ABOVE PHOTO: Monique Michael presents the Aesthetic Realism Teaching Method.
Photo credit: David M. Bernstein
The audience at the North Carolina Museum of History in Raleigh on June 3rd gave a standing ovation to”The People of Clarendon County”—A Play by Ossie Davis, & the Answer to Racism! This event, based on the book by journalist and civil rights scholar Alice Bernstein, has been educating audiences around the country for four years. It is a project of the non-profit Alliance of Ethics &Art in New York City.
Joining Bernstein were black, white, and Native American speakers: Onilaja Waters, Earl Ijames, John E. Scott Richardson, Dr. Arnold Perey, and Monique Michael.
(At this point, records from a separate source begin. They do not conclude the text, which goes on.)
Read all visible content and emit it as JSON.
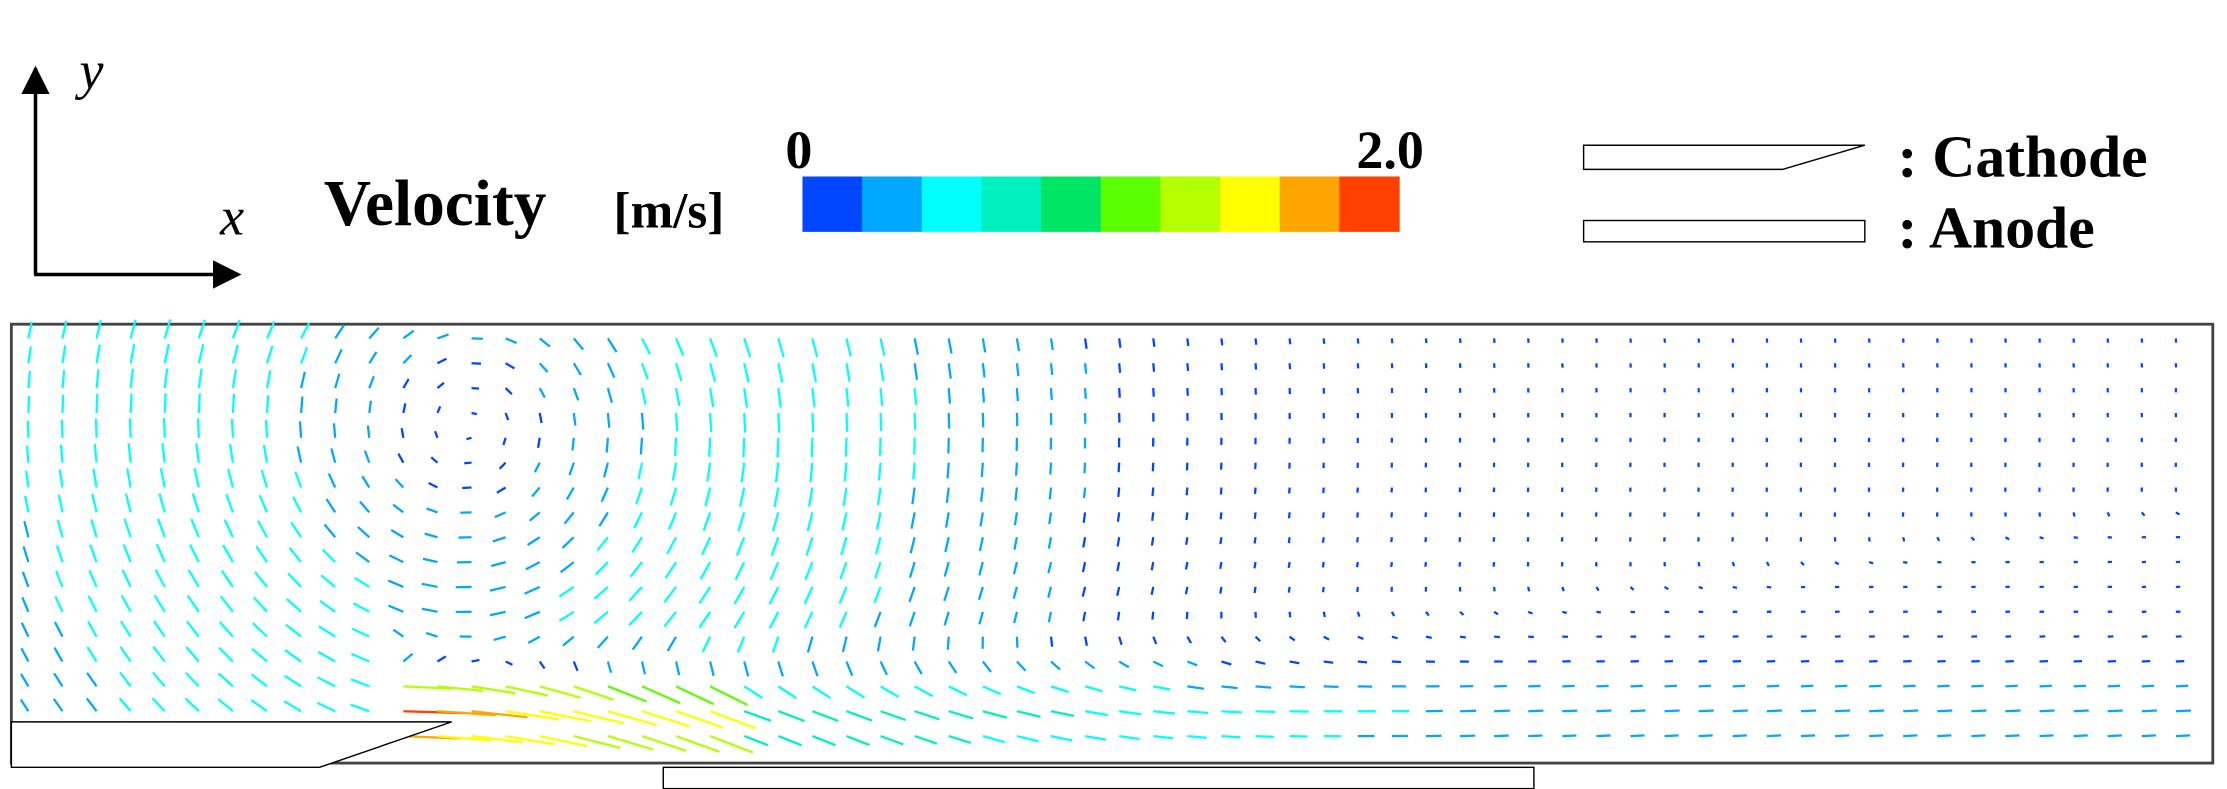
{
  "axes": {
    "y_label": "y",
    "x_label": "x"
  },
  "colorbar": {
    "title": "Velocity",
    "unit": "[m/s]",
    "min_label": "0",
    "max_label": "2.0",
    "colors": [
      "#0047ff",
      "#00a8ff",
      "#00ffff",
      "#00f0c0",
      "#00e664",
      "#5cff00",
      "#b4ff00",
      "#ffff00",
      "#ffa500",
      "#ff4000"
    ]
  },
  "legend": {
    "cathode": ": Cathode",
    "anode": ": Anode"
  }
}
They discussed what Aesthetic Realism, the education founded in 1941 by the great American philosopher Eli Siegel, explains is the cause of racism—contempt, “the addition to self through the lessening of something else,” and the answer to racism, criticizing contempt, including in oneself, and learning to see the inner lives of other people as real and as deep as our own.
The one-act 1955 civil rights play, which Bernstein “unearthed” in 2004, chronicles the brave black parents whose challenge to unequal education led to the Supreme Court’s Brown decision, outlawing segregation in public schools. Ossie Davis applauded her vision of presenting the play in relation to Aesthetic Realism, believing the combination would be powerful in fighting racism. And it is!
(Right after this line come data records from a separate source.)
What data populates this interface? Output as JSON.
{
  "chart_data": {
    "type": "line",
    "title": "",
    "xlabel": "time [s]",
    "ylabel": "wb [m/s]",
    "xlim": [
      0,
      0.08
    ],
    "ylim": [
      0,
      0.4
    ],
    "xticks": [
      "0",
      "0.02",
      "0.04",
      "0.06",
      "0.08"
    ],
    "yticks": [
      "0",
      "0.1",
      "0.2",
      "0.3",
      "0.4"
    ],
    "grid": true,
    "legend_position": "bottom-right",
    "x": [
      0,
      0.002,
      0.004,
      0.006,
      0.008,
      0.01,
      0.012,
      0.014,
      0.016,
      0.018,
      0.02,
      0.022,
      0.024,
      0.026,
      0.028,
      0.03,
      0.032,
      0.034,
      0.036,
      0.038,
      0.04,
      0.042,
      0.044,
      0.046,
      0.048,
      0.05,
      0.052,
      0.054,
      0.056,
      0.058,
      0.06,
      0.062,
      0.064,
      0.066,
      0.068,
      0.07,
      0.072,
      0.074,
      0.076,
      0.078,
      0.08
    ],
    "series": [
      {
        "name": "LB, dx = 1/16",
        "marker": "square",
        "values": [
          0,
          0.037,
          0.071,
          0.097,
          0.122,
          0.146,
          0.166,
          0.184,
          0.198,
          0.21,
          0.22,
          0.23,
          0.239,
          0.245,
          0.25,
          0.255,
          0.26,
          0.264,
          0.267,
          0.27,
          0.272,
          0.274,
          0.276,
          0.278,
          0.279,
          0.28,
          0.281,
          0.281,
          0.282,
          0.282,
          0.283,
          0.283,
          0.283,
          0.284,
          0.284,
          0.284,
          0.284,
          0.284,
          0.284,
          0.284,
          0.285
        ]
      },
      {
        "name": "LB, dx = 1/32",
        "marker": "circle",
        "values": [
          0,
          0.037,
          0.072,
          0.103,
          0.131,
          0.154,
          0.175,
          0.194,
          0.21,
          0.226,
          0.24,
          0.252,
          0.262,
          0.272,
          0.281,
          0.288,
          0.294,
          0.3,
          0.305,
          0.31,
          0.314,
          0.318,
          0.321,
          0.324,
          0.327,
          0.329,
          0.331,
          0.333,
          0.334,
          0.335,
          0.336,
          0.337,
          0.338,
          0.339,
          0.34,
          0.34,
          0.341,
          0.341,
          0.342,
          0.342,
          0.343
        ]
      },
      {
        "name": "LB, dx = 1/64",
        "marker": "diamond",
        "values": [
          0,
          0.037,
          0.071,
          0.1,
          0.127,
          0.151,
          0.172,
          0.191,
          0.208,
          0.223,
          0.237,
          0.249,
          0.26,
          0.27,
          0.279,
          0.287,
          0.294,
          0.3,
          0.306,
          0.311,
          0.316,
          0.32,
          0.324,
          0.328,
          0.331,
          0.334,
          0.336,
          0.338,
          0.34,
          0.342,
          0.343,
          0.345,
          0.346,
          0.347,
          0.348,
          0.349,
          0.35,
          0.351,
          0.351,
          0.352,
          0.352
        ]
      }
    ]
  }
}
The performance by the ensemble Voices in Concert: Joan Jai, Lester Hill, Jade Arnold, Connie McCoy Rogers, directed by Rudy Wallace, brought history to life; with moving and joyous musical accompaniment by Grammy nominee Cynthia Jones and the Diversity Choir of the NC Department of Cultural Resources, directed by Lorice Hyman.
Educator Monique Michael (born in Haiti), gave an interactive first grade science lesson on diversity in birds and people, illustrating the success of the Aesthetic Realism Teaching Method in bringing out every child’s true intelligence and kindness.
Ruby Dee, actor, Academy Award nominee, and wife of Ossie Davis, wrote:
“It moved my husband to think that…school children might learn about history by reading or acting in his play. In addition, Alice’s book will also inform people about the success of the Aesthetic Realism Teaching Method in enabling children to learn every subject, and ending racism in the classroom.”
To see history in motion, Alice Bernstein introduced North Carolina unsung heroes of civil rights from across the state: James Mills, the first African American Mayor of Scotland Neck; Joseph Holt, Jr., whose parents led the fight to desegregate Raleigh public schools; Rev. Dr. T. Anthony Spearman, civil rights activist in Hickory and NC NAACP Chair of Religious Affairs; Rev. Susan Smith, Associate Pastor of Exodus Missionary Outreach Church in Hickory and advocate for homeless recovering people returning to the community from treatment centers and prison; Rev. Portia Rochelle, President of Raleigh NAACP; Dr. Helen Chavis Othow of Oxford, biographer and descendant of John Chavis, a free black religious leader who fought in the American Revolution; and Stanley Baird of Durham, renowned jazz musician whose activism in the 1960s helped desegregate Woolworth’s and A&P. Activist Marvin Chambers, Sr., was the first African American professional engineer employed in Asheville. His grandson, second grader James Chambers, age 7, of Williamston, wrote a report about his Grandpa’s work for justice, and came to the NCMH stage with his father, Marvin Jr., representing three generations for civil rights.
The following day, the museum hosted a public seminar on the Aesthetic Realism Teaching Method: “Justice to People through Every Subject We Teach.” With examples from their own classrooms, educators Dr. Arnold Perey, Rosemary Plumstead, Zvia Ratz, and Monique Michael, explained how this method succeeds in having students see the world with greater respect, encouraging intelligence and kindness. Students learn that every subject in the curriculum says something about the world and their own often-turbulent selves. The enthusiastic response to this seminar and the dynamic, informative, and productive Q&A, led to requests for further study in the coming months.
Commenting, unsung hero Joseph Holt said, “The beauty, the power, and the importance of the Aesthetic Realism philosophy reside in its enabling people to recognize what motivates us to see others as less than ourselves—contempt—and to learn that seeing others as more like ourselves than different is actually a greater and better acceptance of ourselves. The lessons conveyed by Aesthetic Realism, if practiced by all, would make for a more enjoyable and peaceful world.”